Bioreactors are classified into different categories based on certain criteria; one among them is based on agitation method. Based on agitation, bioreactors are fundamentally classified as mechanically agitated, pneumatically agitated, and non-agitated types. Mechanically agitated bioreactors include stirred tank bioreactor, rotating drum bioreactor, and spin filter bioreactor. Pneumatically agitated bioreactors comprise of simple aeration bioreactor, bubble column bioreactor, airlift bioreactor, and balloon-type bioreactor. Non-agitated bioreactors include gaseous phase bioreactors, oxygen permeable membrane aerator bioreactors, and overlay aeration bioreactors.
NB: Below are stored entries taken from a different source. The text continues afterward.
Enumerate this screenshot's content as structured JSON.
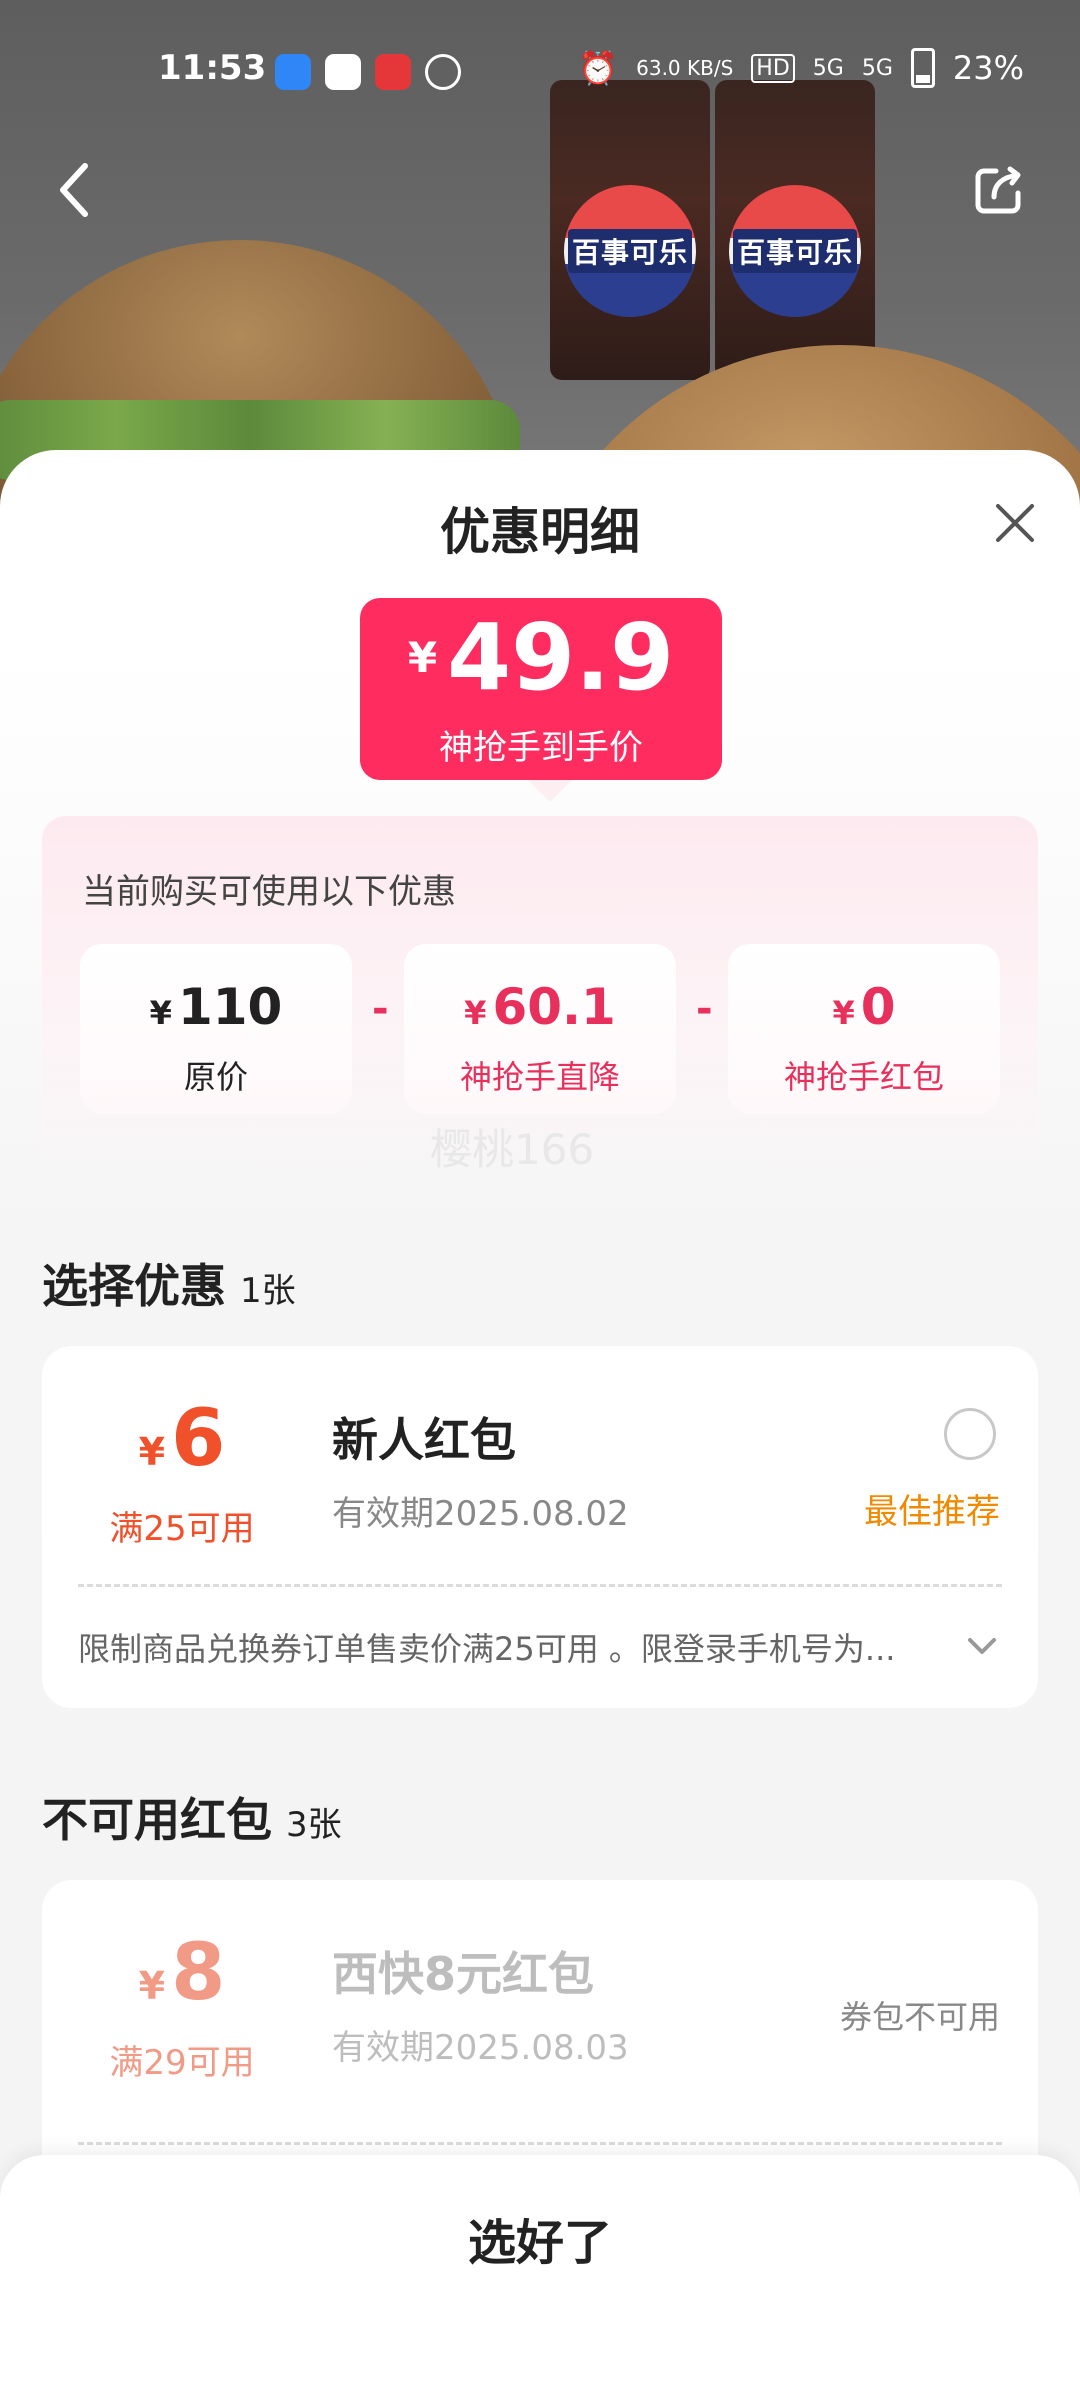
{
  "status_bar": {
    "time": "11:53",
    "net_speed": "63.0 KB/S",
    "battery": "23%",
    "signal_1": "5G",
    "signal_2": "5G",
    "hd_label": "HD"
  },
  "hero": {
    "cup_logo_text": "百事可乐"
  },
  "sheet": {
    "title": "优惠明细",
    "price": {
      "symbol": "¥",
      "amount": "49.9",
      "caption": "神抢手到手价"
    },
    "breakdown": {
      "label": "当前购买可使用以下优惠",
      "items": [
        {
          "symbol": "¥",
          "value": "110",
          "label": "原价"
        },
        {
          "symbol": "¥",
          "value": "60.1",
          "label": "神抢手直降"
        },
        {
          "symbol": "¥",
          "value": "0",
          "label": "神抢手红包"
        }
      ],
      "operator": "-"
    },
    "watermark": "樱桃166",
    "select_section": {
      "title": "选择优惠",
      "count": "1张",
      "coupons": [
        {
          "symbol": "¥",
          "amount": "6",
          "condition": "满25可用",
          "name": "新人红包",
          "expiry": "有效期2025.08.02",
          "tag": "最佳推荐",
          "description": "限制商品兑换券订单售卖价满25可用 。限登录手机号为..."
        }
      ]
    },
    "unavailable_section": {
      "title": "不可用红包",
      "count": "3张",
      "coupons": [
        {
          "symbol": "¥",
          "amount": "8",
          "condition": "满29可用",
          "name": "西快8元红包",
          "expiry": "有效期2025.08.03",
          "status": "券包不可用"
        }
      ]
    },
    "confirm_button": "选好了"
  },
  "colors": {
    "accent": "#ff2d5f",
    "coupon_amount": "#f0502a",
    "best_tag": "#f08a00"
  }
}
Mechanically agitated bioreactors use impellers or magnetic stirrers or vibrating perforated boards for aeration, mixing, and circulation; on the other hand, in pneumatically agitated bioreactors like airlift bioreactors, aeration and mixing are done by the inserted gas which is entering though the side or basal inlets via airlift pumps. The entering air will lift the plant biomass and provide sufficient oxygen (Ziv 2005). Mechanically agitated bioreactors have higher energy consumption, and tall bioreactors have sealing issues and are more prone to cell damage and shearing, whereas airlift bioreactors are advantageous in terms of its simple design, low shearing, high gas and nutrient transfer rates, low electricity consumption, and relatively high yields (Denchev et al. 1992). Since airlift bioreactors don’t have any moving parts, the maintenance time and cost is also less. The disadvantages of this system include excessive foam formation and growth of cells at the top which can be avoided by using antifoams and wide top bioreactors or bubble bioreactors (Paek et al. 2001).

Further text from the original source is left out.